When I first read about Julia, I dismissed it as a nice idea that was coming too late into an already crowded niche space of programming languages. Fast forward almost two years and Doug Bates (of mixed effects models fame) is using it, and even Wired is is talking about it. So I decided to give it a try by making a phylogenetic library; don’t get too excited because it only sort-of loads a Newick phylogeny and not much else.

My first impressions were very good. It is fast – my code is dreadful (I wrote it with a few beers) and even with recursion it’s usable. It’s also very readable; despite a few quirks, it’s probably easier to read than R. The features that impressed me (in vague order of increasing nerdiness) are:

  • Easy to use multiple processors
  • Package management is all linked into GitHub, so there’s no messing around with CRAN-like central repositories (…yes, that could also be bad)
  • The typing system is well-done and saved me time. If I say a function only takes a phylogeny, it only takes a phylogeny, and is very vocal about it without me writing checking code
  • Types are defined explicitly, and there aren’t three kinds of class (R…!) to mess around with
  • Emacs (through ESS) already gives me a good coding environment. I couldn’t get JuliaStudio to work on my Ubuntu computer, but I’m not a fan of RStudio anyway so it was no biggie

That said, there are kinks, and while it’s only at version 0.2 some are surprising gives it’s over two years old.

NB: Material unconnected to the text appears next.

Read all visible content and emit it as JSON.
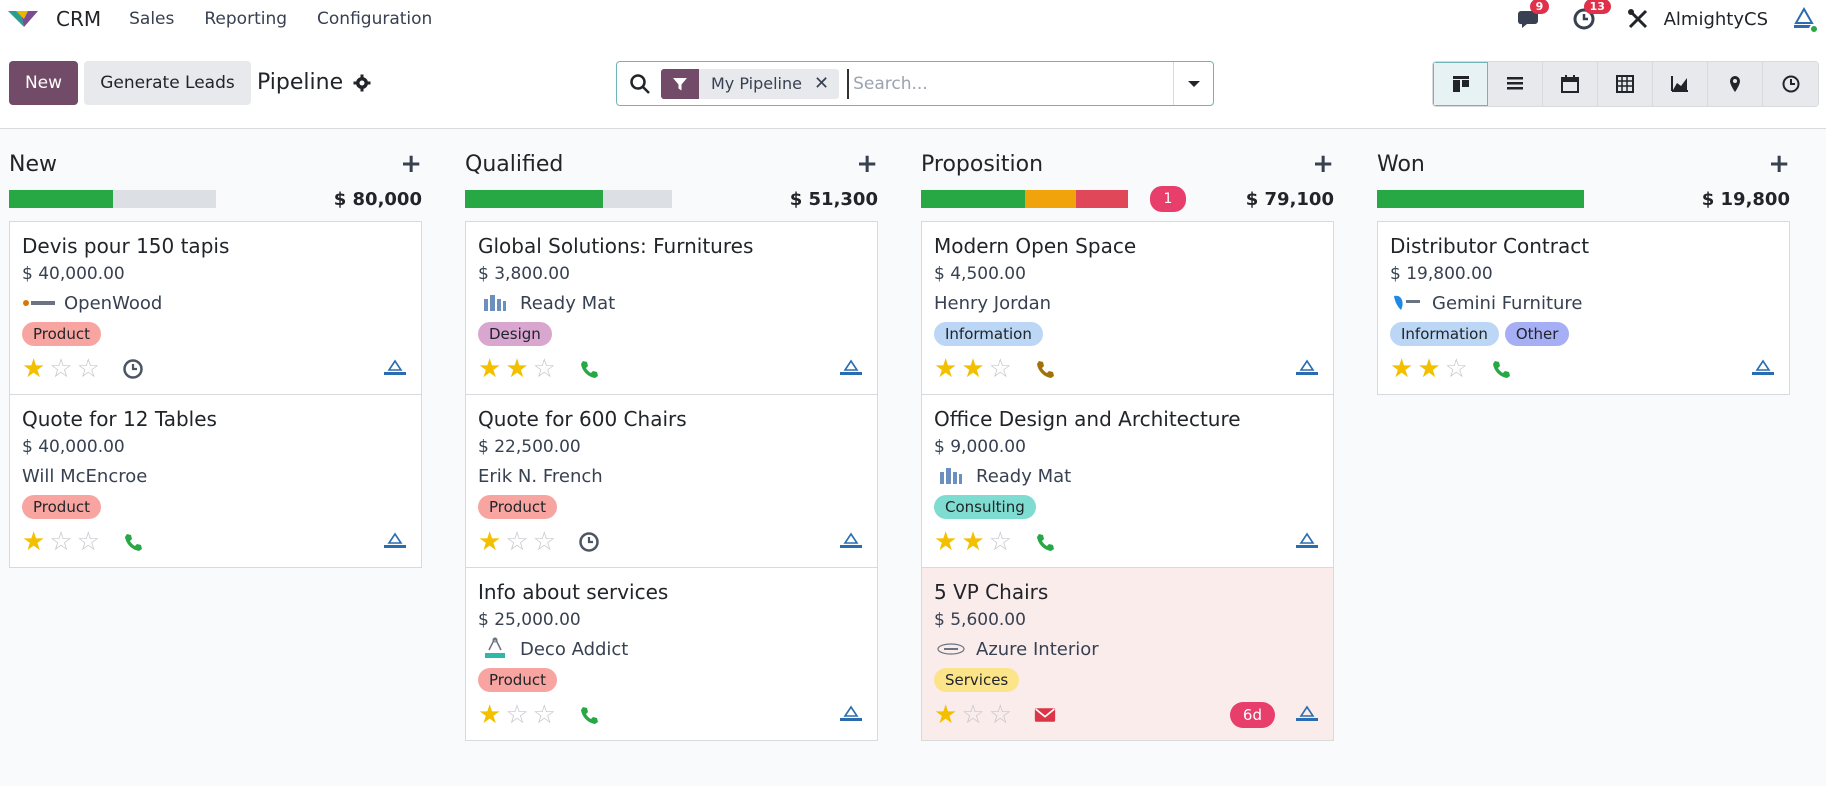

You’re going to find yourself on developer discussion pages quite quickly because the help files are still being built. You can’t delete or redefine variables or types, which is a nightmare when you’re experimenting. I’ve had a rather vocal falling out with Julia’s regular expression matching (matchall, not match, is your friend), the debugger hasn’t been touched in a while (…but it works), and there’s no standardisation of graphics yet. More fundamentally, Julia needs to take statistical formulae seriously; the expression notation is sort of alright, but not every function listens to it. I want to be able to plot(y ~ x), damnit!

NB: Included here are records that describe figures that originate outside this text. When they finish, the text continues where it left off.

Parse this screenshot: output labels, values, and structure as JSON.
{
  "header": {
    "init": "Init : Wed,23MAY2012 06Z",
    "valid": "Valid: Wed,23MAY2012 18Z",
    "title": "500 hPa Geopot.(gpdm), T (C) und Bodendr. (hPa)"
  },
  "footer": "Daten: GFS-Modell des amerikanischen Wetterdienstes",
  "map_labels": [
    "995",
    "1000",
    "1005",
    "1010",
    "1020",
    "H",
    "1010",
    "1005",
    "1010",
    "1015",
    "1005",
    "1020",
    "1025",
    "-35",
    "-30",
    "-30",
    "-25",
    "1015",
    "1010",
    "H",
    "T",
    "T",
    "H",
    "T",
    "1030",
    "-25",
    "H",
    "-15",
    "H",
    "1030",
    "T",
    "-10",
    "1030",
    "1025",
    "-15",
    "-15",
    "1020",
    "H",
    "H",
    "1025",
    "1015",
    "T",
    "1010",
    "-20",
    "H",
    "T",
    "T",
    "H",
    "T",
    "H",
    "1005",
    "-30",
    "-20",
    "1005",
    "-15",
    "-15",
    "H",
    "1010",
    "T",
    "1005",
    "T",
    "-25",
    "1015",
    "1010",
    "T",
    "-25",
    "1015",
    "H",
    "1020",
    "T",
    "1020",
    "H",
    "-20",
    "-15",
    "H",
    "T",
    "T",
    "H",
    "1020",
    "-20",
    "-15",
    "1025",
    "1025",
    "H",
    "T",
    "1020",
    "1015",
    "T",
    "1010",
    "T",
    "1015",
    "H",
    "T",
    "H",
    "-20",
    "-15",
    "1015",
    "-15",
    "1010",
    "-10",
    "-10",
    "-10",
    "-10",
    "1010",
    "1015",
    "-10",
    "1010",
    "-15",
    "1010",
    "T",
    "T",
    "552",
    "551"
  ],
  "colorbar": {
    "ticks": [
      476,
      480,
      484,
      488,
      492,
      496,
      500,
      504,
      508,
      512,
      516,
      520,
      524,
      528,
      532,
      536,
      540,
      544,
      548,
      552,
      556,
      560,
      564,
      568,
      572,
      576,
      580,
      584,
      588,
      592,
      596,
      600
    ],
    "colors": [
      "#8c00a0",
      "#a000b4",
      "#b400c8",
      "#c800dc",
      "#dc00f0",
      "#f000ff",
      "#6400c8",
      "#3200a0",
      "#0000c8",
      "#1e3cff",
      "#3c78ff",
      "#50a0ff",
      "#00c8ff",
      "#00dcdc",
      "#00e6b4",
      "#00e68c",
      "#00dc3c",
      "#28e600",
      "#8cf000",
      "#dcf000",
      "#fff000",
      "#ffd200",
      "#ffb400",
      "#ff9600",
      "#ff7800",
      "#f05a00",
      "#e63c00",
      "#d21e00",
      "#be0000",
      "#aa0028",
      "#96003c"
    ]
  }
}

Bottom line: it’s not ready yet, it made me grow a few grey hairs, and The Queen isn’t dead so long live R. However, take a quick look at any package up on GitHub, and you’ll find something you won’t see on any R packages – there’s no C code. I’m tired of people talking about how great it is that you can easily use C++ in R – I learnt R specifically because I wanted to move away from C++. If you have to solve your problem using another language, maybe you weren’t using the right language to begin with. I don’t think Julia will supplant R any time soon, but I am going to keep plugging away at phylogenies in it; I want to do some big simulations and I really don’t want to return to C++. I doubt I’m the only one.